Mon Dieu! Que pourrais-je raconter d’intéressant?  Que suis-je?

Organisé en courtes séquences de quatre ou cinq pages, chacune s’intéressant à un personnage de Budapest dont on ne sait au départ, en général, que le métier, Portraits est très loin du carnet de croquis, du recueil de rebuts.  Chaque portrait s’ouvre par une brève préface et se clôt par une postface pendant lesquelles l’auteur met en contexte le corps de chaque chapitre.  Celui-ci est réalisé sous forme d’un chassé-croisé de questions-réponses courtes parsemé ça et là de quelques rares didascalies.  On y croise un coiffeur, un député, une élégante, un fossoyeur, une domestique, un écrivain…  Et chaque fois, la magie opère.  Jamais poussif ni maïeutique, le catalogue presque banal de ses dialogues fait de Portraits, par ses touches pointillistes, un des tableaux les plus justes et touchants d’une humanité irréductible à chacune de ses individualités.

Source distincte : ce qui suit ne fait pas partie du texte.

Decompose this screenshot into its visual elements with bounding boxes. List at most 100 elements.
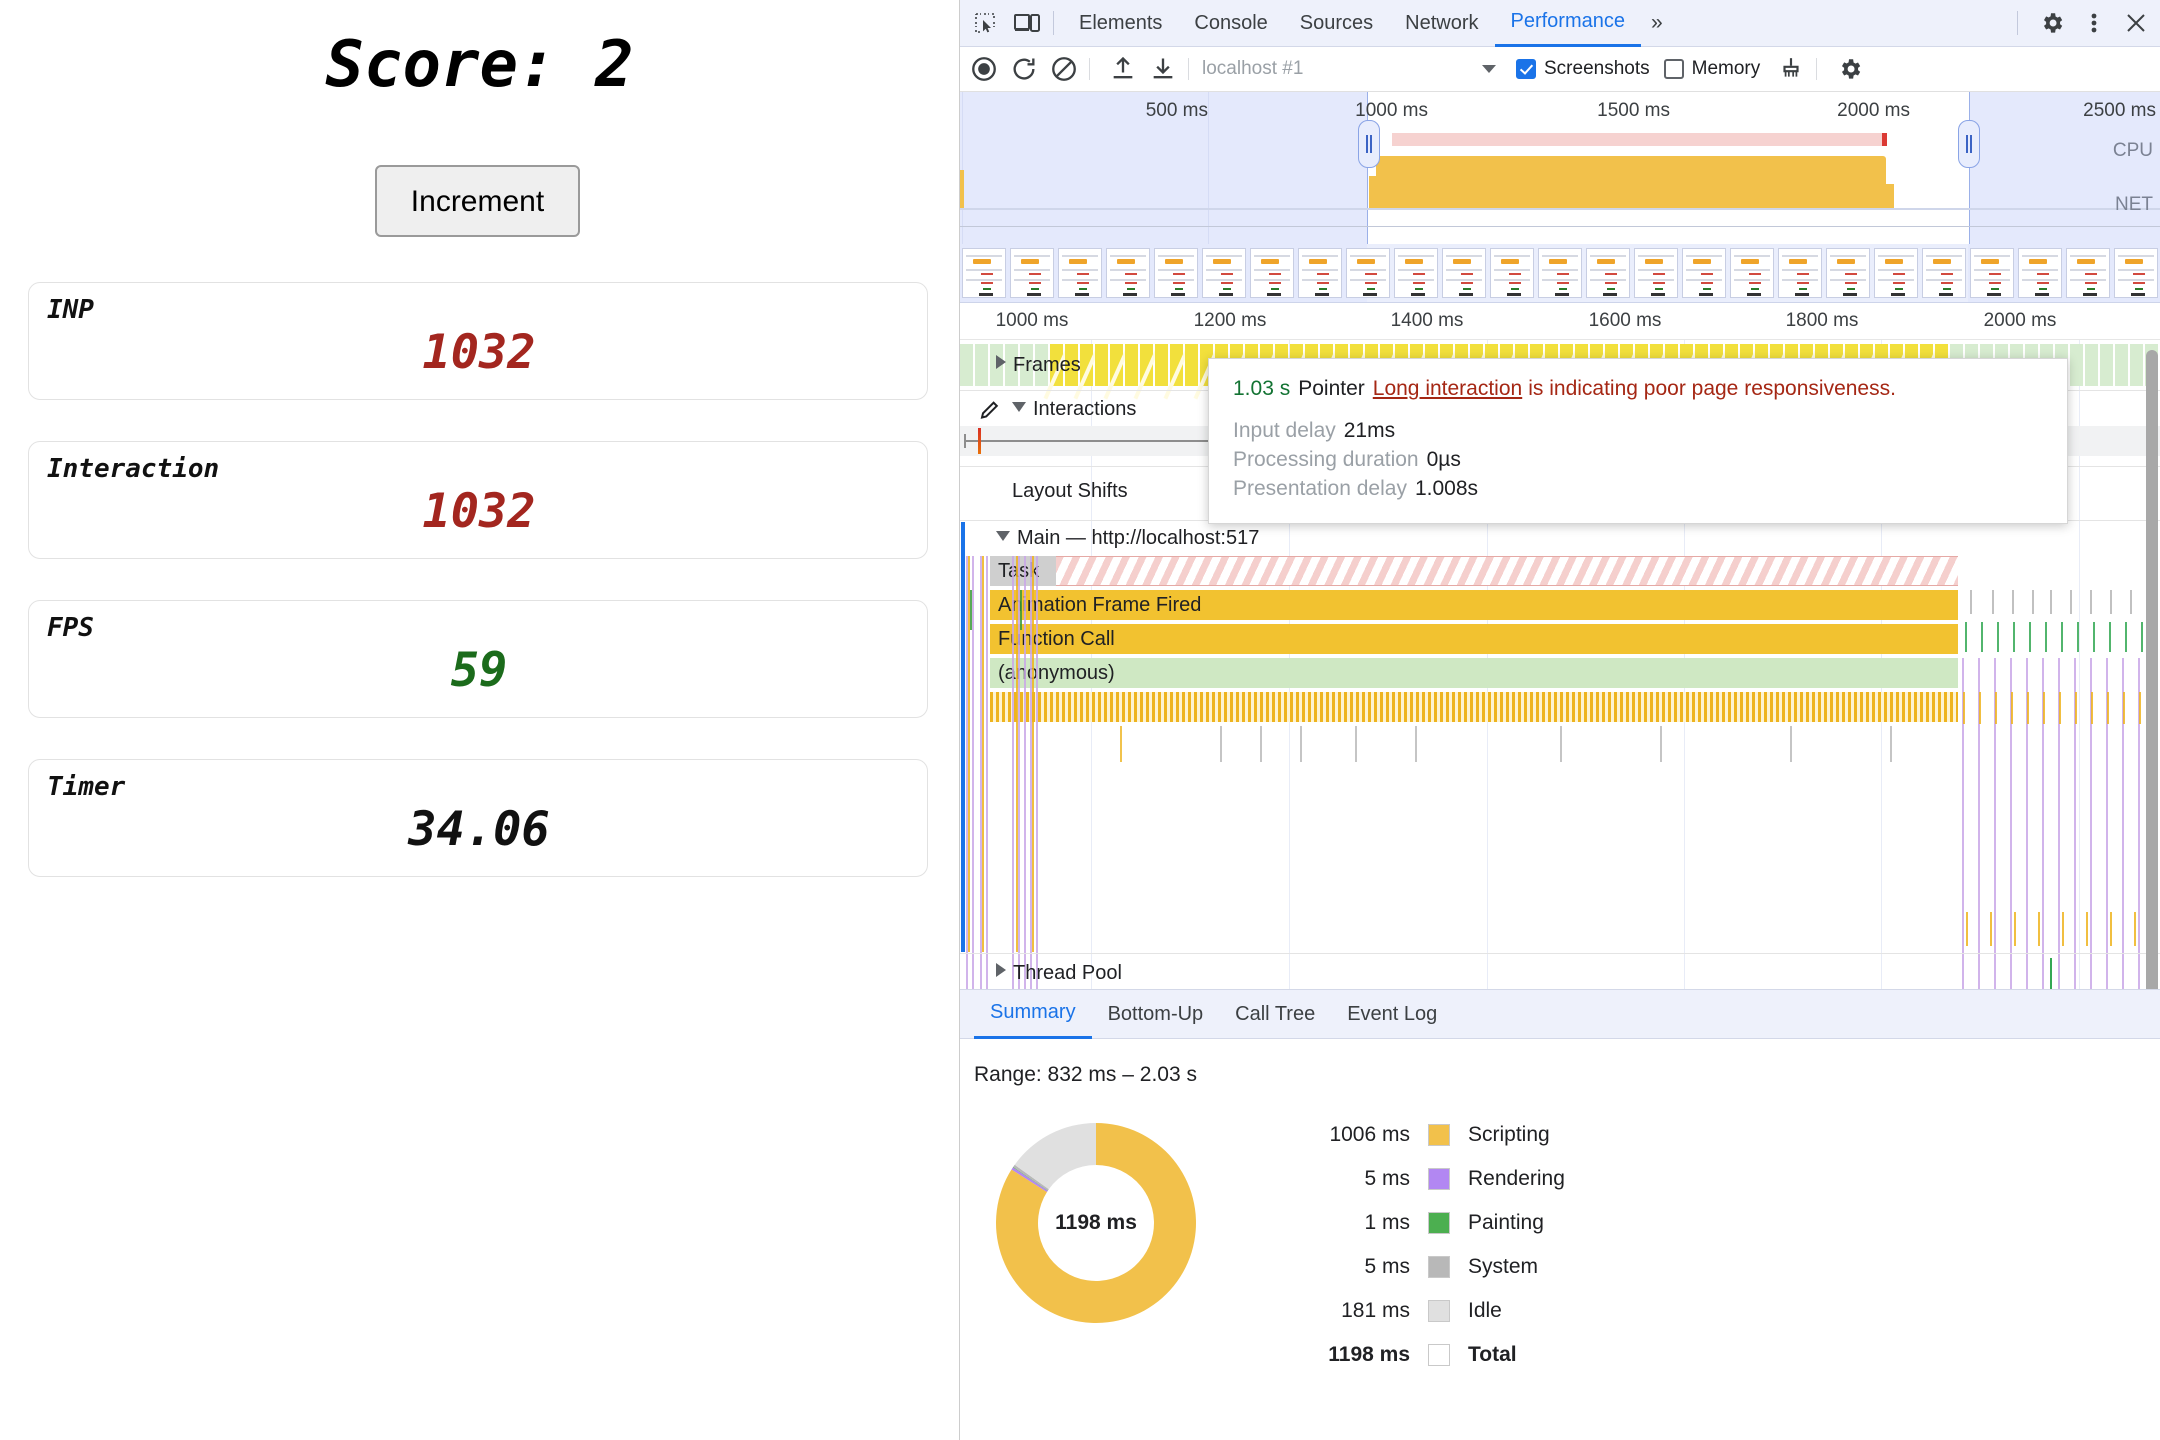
flame-micro-bar[interactable]: [2070, 590, 2072, 614]
flame-chart-scrollbar[interactable]: [2146, 350, 2158, 989]
filmstrip-thumbnail[interactable]: [1058, 248, 1102, 298]
flame-micro-bar[interactable]: [2090, 590, 2092, 614]
flame-micro-bar[interactable]: [970, 590, 972, 630]
flame-event-anonymous[interactable]: (anonymous): [990, 658, 1958, 688]
tab-performance[interactable]: Performance: [1494, 0, 1641, 47]
flame-micro-bar[interactable]: [2077, 622, 2079, 652]
tooltip-link[interactable]: Long interaction: [1373, 377, 1522, 400]
flame-micro-bar[interactable]: [2043, 692, 2045, 724]
frame-bar[interactable]: [1185, 344, 1198, 386]
track-frames-label[interactable]: Frames: [996, 354, 1081, 377]
filmstrip-thumbnail[interactable]: [1826, 248, 1870, 298]
flame-micro-bar[interactable]: [1036, 556, 1038, 989]
filmstrip-thumbnail[interactable]: [1346, 248, 1390, 298]
filmstrip-thumbnail[interactable]: [1490, 248, 1534, 298]
track-thread-pool-label[interactable]: Thread Pool: [996, 962, 1122, 985]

Le garçon de café, quoiqu’il fasse du surplace sa vie entière, n’use pas en vain ses jambes et ses chaussures, il va loin, vers des connaissances sans cesse nouvelles.

Avec cette simplicité typique des meilleurs plumes, Kosztolanyi parvient à faire sourdre de chaque individu qu’il croque une parcelle intacte d’humanité.  Sans non plus réduire chacun à sa valeur d’exemple, il parvient à se situer dans cet exact entre-deux de l’individu et du commun. On trouve une véritable étincelle dans si peu de livres, nous confie-t-il.  Chacun de ses portraits en est une.  Où se lit, avec humour et humilité, sans mièvrerie ni concession, une tendresse sereine pour une humanité dont on se demande, refermant le livre, si elle le vaut vraiment.

L’homme ne vaut rien en général.  Regardez : sa chair est immangeable ; sa peau n’est même pas bonne à relier des livres parce qu’elle se casse facilement ; on a tenté de préparer des macaronis à partir de ses os, mais les fines bouches ont protesté.  L’homme ne peut être apprécié que vivant, et même dans ce cas pas n’importe quand.

Deszö Kosztolanyi, Portraits, 2013, La Baconnière, trad. Iboyla Virag & Michel Orcel.